Legendary weapon of Lord Rama

Lord Rama's Arrow ( Maithili: भगवान राम के तीर ) at the legendary garden Pushpavatika in the Phulhar village refers to the ancient metallic circular sculpture preserved at the premises of the garden. It is locally called as Bhagwan Ram ka Teer or Bhagwan Ram ka Teen Teer also Ram ka Baan. The legend considers it as a divine weapon of Lord Rama in Hinduism. It is said that this divine arrow has been hanging tied to a bamboo for four hundred years at the legendary garden. It was excavated during the period of the Raj Darbhanga in Mithila, from the legendary pond Baag Taraag at the Pushpavatika.

== Description ==
It is a metal chakra (circular shaped) with three chandrakar (crescent-shaped) arrows. The type of the metal is yet unclear. No attempt has been made to test it, nor has any initiative been taken in this direction, yet. But it is some special metal that despite being exposed to open air and water for centuries, it has neither rusted nor changed its color.

== History ==
Once around four hundred years ago, the legendary pond Baag Taraag at the Pushpavatika in Phulhar was excavated during the regime of Raj Darbhanga in Mithila. During the excavation, the metallic circular sculpture was found in the pond. It was called as Ram ka Teer that translates to "the arrow of Lord Rama". The local people urged, the Maharaja of the Raj Darbhanga to not take this legendary arrow at his palace. The Maharaja accepted their urge and left the arrow at the legendary site. Somehow the local people had asked for it from Darbhanga Maharaj.
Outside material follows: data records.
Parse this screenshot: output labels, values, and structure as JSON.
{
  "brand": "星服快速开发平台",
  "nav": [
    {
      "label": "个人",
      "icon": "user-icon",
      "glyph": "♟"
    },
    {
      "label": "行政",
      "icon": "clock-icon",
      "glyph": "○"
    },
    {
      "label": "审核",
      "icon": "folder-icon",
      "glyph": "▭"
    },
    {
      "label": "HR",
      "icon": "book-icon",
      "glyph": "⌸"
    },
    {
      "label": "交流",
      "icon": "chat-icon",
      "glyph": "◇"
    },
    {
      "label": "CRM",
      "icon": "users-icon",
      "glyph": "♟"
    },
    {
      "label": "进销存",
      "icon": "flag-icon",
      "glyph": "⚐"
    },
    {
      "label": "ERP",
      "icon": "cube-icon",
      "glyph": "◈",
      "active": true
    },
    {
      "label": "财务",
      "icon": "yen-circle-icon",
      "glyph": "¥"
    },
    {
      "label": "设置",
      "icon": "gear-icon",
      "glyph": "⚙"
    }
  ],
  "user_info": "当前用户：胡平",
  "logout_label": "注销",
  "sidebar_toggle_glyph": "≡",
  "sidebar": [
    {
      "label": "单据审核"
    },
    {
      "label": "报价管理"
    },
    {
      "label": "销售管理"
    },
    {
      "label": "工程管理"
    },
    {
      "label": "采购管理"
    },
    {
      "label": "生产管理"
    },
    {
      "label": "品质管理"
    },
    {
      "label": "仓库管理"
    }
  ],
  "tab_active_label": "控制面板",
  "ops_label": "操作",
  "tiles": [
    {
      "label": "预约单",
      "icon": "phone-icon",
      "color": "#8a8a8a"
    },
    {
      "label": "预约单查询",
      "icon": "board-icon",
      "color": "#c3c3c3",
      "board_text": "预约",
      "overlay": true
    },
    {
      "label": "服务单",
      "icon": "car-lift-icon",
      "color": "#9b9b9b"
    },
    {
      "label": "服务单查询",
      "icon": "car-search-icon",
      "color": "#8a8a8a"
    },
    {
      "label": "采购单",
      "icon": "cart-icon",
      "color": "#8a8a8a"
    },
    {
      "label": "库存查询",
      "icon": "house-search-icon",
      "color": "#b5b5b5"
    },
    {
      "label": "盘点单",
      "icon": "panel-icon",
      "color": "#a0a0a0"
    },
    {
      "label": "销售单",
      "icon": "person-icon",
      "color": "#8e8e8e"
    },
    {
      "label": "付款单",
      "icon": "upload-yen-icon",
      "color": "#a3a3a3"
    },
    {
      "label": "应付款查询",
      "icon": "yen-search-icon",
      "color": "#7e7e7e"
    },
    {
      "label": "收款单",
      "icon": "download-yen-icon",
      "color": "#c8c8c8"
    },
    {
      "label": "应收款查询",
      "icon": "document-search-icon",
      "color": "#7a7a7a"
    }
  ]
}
After that on the occasion of Rama Navami, it was erected in the garden and tied with a bamboo in the open space of the legendary premises. The bamboo symbolises Lord Hanuman and holds a religious flag on it. The bamboo is changed every year on the occasion of the Rama Navami in the region. The tradition of changing the bamboo is still in practice.

== Legend ==
There is a legend of the divine arrow associated with the first meeting of Lord Rama and Goddess Sita at the royal garden Pushpavatika of the King Janaka in Mithila. According to the present Pandit Bihari Pandey of the Prabhu Shree Sitaramji Pratham Milan Mandir, when Lord Rama reached Janakpur to marry Goddesses Sita, then the Sakhiyon ( ladies friends ) of Goddess Sita asked to Lord Rama that if you are brave then give proof. They said, "Use your arrow to tell us the place where you first met Sita. If the arrow returns to you from that place, we will acknowledge your bravery.

It is said that Lord Rama accepted this condition to keep Sita's friends happy. After that, the ladies friends urged Goddess Sita to support her friends in winning the bet. They requested her to ensure that the arrow shot by Lord Rama did not return. The legend says "This is what happened". After that the acceptance of the bet, Lord Rama shot his divine arrow towards the Baag Taraag Pushpavatika. It is said that the arrow shot by Lord Rama did reach the Janaki Kund near the legendary garden, but due to some divine power of Goddess Sita, it did not return. The Hindu adherents in the region believe that the metallic circular sculpture excavated from the Baag Taraag pond is the same legendary divine arrow that was shot by Lord Rama in Ramayana.